Glenn Aber Showcases Contemporary Vietnamese Art in Home Gallery

Dinh Y Nhi - Security checked

 Glenn Aber, a prominent art aficionado has developed a sincere love for Vietnamese Contemporary Art. He has showcased a multitude of paintings in his home gallery, AiBo Fine Asian Art.

The eyes of the young girl in the painting tell a story.  She has a weathered face that yearns to know more.  She cannot be more than six or seven, however, her expression makes her look older than her years.  She has a powerful story to share if given the chance.

Glenn Aber appears in his Rye living room, his personality immediately warm and welcoming; followed by his gallery director, Eva Fedderly. Aber has developed an intense love and fascination for Vietnamese Contemporary Art, featuring works from approximately 30 artists.

AiBo Fine Asian Art, his gallery for the past six years, is an atmosphere in which his guests and clients feel at home.

When it comes to purchasing the paintings, Aber goes with his gut.  He is also a man of emotion. These two attributes enable him to continue acquiring eclectic art. He carefully adjusts a painting so that it is hanging straight; demonstrating his passion for the artwork that has found a home on his walls.

Relaxing, Aber sinks into the pillows on the couch. He shares that the experience of reading an article in the New York Times titled “The Awakening of Hanoi,” propelled him to visit Vietnam and purchase 15 paintings.

“That’s basically how it started. And I was reading the article because of the impact that Vietnam and the war and the whole time period had on my life.” Aber is adamant that the Vietnamese people today do not harbor any ill will toward Americans; this attitude has elicited from him his love for them. “…this is a part of the attraction that I have to the art because it’s the people that I really have fallen in love with…”

A dichotomy exists between contemporary and traditional artwork that is native to Vietnam, according to Aber. The younger artists appreciate the art that is representative of their ancestors; their art reflecting a drastic evolution.

In 1986, the Vietnamese government legalized foreign trade and private ownership, which allowed freedom of expression from various artists through an assortment of mediums.

The vigor with which Aber moves from one painting to the next is contagious.  He is truly at home.

“You could spend hours down here and always see something different,” he said. “I come down here and just hang out sometimes.”

It is slightly cool in the gallery; preserving the artwork is crucial; improper maintenance can cause warping.

Rock Group, is host to warm colors that convey the music and liveliness of that atmosphere. Under the Bridge by Pham Binh Chuong, resembles a photograph; you have to look twice to distinguish the faint brushstrokes.

Ding Y Nhi’s Security Checked, is fierce and raw.

The beautifully bright colors used in Mid Day in Hanoi by Duong Viet Nam root the viewer in their spot.

Along with Aber’s insatiable love for Vietnamese artwork is an immense zeal for giving back to his surrounding communities.

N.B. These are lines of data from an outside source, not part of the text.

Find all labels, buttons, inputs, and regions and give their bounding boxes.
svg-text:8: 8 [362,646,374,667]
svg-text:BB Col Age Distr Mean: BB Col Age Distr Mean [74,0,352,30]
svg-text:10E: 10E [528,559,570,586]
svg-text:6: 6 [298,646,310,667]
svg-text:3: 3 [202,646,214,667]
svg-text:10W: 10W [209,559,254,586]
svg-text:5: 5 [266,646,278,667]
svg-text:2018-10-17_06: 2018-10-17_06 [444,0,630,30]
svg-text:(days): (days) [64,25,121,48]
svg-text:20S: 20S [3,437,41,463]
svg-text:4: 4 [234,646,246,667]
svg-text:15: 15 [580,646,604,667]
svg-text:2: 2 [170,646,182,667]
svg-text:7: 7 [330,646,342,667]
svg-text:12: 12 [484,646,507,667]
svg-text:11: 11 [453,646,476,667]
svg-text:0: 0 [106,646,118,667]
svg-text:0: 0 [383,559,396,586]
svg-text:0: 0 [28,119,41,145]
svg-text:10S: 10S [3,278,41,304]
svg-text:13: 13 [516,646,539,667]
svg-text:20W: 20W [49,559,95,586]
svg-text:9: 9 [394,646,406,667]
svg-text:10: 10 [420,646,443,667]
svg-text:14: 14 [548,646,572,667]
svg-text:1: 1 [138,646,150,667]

He serves on a nursing home’s board in New Rochelle and supports and revitalizes abused foster children from Cambodia.

Aber believes that it is important to give of one’s time through service.  He and his wife Francine helped cultivate the health of a young girl from Cambodia.

“She really was a precious, exceptional little kid.  She had a determination, and a spirit…a positive approach to life,” Aber described. “It gave me something that nothing else had ever given me.”

As “AiBo” means Aber in Mandarin, perhaps it is symbolic of a man who not only has a strong ability to follow his instinct but also of a man who is invested in the individual stories of the Vietnamese people.

Aber concludes,“Each and every painting has a memory, a story, an emotion attached to it. I love having it here.”